There’s a problem trying to be an environmentalist. The problem is Mom.

I try pretty hard to be pretty good dealing with the environment. I only heat two rooms in my house and I keep them at 50 most of the time. I don’t heat my bedroom at all, I sleep under a big pile of wool and down. I wear a lot of flannel pants and fuzzy slippers and fleece in my house. I use a few compact fluorescent lights and turn them off when I leave the room. My kids don’t particularly like to come visit my house, because it’s too dark and too cold, and I tell them to wear more clothes.

And then my Mom shows up. My Mom’s in her eighties, and she’s a really good Mom and a good person, as anyone who knows my Mom will tell you.

When my Mom shows up, the temperature in her bedroom goes up to seventy, or a little more. The temperature in the rest of the house goes up to seventy, or a little more. The heat stays on at night. Many more lights get turned on, and they stay on.

I could tell my Mom that the temperature needs to stay low and she needs to wear more clothes. But I don’t. I could tell her we need to conserve electricity and turn out lights when we leave the room. But I don’t. I could tell her how wasteful it is to turn on the electric heat in the bathroom when she takes a shower. But I don’t. She’s in her eighties. She always has and still does live modestly. She knows what I do and what’s important to me. And she wants to be a little comfortable. Who am I to begrudge her that?

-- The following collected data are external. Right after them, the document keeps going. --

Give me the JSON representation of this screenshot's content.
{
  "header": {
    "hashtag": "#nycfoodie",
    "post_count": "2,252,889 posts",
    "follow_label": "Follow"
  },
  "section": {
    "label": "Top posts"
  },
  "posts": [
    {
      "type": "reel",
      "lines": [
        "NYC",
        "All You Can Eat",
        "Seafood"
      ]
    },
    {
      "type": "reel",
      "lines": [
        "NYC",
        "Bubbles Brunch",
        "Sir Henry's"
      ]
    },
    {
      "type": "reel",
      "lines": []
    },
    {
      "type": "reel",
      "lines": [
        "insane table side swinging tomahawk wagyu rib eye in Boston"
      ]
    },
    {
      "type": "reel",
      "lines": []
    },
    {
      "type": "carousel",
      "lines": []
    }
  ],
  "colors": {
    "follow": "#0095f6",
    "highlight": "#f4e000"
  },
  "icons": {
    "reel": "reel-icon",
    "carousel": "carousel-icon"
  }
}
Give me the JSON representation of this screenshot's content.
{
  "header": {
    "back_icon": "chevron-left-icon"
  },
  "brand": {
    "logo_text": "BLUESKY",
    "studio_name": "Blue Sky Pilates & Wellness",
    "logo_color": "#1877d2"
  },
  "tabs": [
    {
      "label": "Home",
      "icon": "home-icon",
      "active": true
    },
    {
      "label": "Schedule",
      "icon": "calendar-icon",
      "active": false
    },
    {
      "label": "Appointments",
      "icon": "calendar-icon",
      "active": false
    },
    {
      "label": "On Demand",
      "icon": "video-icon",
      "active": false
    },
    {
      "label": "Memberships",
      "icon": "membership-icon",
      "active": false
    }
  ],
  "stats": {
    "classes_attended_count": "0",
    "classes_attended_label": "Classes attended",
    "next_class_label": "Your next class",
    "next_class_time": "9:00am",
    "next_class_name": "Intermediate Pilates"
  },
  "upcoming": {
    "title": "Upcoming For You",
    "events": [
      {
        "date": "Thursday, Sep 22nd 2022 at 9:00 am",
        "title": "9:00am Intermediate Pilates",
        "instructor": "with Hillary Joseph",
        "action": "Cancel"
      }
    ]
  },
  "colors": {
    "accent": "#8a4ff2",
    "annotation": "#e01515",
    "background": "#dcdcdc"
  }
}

I drive a car that gets 45 miles a gallon. Outside of work I try to drive as little as I can.

And then my Mom shows up. She divides her time now between her place in South Jersey and mine in New Hampshire. I drive her both ways, 800 miles round trip. I make that trip once a month. Last week, because it was a beautiful spring day in New Hampshire and she is in her eighties and doesn’t have an infinite number of beautiful spring days left, we took a long drive up into the White Mountains. Today, because it is a beautiful spring day in South Jersey and she doesn’t have an infinite number of beautiful spring days left, we will drive down to the among the flowering blueberries and greening fields of Southwest Jersey.

I wonder about this, in the context of being an environmentalist. If there’s hope for human society on this planet, we’re going to have to start making different decisions about how we use resources. We’re going to have to recognize, for real, that husbanding the natural environment and its resources needs to be our highest priority. We’re going to have to make life and lifestyle choices that aren’t 100% about comfort and convenience. We can do these things. Personally, I try to do these things.

But then Mom shows up. And when it’s Mom vs Mother Nature, Mom wins.